Exkursion zur Südwestdeutschen Salzwerke AG am 26.04.2016

Am 26. April 2016 machten sich zehn Mitglieder der VDE-Hochschulgruppe Karlsruhe auf den Weg in Richtung Heilbronn. Ziel war nach rund einstündiger Fahrt die Südwestdeutsche Salzwerke AG. Fast 600 Mitarbeiter fördern dort durch die zwei Schächte “Heilbronn” und “Franken” 5 Mio Tonnen Salz im Jahr.
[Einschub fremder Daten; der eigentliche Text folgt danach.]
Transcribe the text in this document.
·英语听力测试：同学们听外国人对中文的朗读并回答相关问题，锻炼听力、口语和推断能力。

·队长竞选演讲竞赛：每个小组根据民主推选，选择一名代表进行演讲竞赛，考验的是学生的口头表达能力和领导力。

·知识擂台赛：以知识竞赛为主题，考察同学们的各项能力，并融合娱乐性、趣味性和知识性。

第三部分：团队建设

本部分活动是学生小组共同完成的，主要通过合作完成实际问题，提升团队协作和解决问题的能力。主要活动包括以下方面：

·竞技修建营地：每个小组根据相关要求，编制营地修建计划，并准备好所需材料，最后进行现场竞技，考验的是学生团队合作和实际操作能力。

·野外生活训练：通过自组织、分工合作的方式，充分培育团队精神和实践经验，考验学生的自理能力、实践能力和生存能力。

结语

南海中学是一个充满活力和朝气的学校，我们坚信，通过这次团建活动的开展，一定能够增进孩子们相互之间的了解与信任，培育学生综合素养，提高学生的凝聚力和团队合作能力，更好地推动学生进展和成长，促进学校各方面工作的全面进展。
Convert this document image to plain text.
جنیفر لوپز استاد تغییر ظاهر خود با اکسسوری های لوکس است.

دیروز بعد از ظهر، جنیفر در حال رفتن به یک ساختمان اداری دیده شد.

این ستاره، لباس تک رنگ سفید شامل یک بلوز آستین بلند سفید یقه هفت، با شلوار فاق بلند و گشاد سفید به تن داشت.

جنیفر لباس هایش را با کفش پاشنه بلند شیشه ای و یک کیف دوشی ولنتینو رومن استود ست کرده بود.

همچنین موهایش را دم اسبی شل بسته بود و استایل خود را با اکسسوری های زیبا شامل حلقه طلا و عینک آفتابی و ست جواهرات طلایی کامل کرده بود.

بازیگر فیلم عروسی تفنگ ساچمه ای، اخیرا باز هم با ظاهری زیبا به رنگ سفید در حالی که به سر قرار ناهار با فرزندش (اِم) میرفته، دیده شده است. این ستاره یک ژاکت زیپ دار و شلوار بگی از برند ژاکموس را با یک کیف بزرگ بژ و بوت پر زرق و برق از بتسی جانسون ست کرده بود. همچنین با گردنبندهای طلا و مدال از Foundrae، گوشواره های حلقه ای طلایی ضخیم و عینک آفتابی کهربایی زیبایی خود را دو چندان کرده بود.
VDE Exkursion zur Südwestdeutschen Salzwerke AG

Vor Beginn der eigentlichen Führung wurden wir durch Herrn Schulz begrüßt und erhielten als Ausrüstung neben Kleidung eine Lampe und ein Notfallsauerstoffgerät sowie eine Marke. Bevor ein Kumpel untertage geht, hängt er die Marke an ein Brett. So wird sichergestellt, dass nach Schichtende alle wieder aus dem Schacht gefunden haben. Nach einem kurzen Blick in den Maschinenraum des Aufzugs fuhren wir durch den Schacht Franken in das gut 200 Meter tief gelegene Bergwerk.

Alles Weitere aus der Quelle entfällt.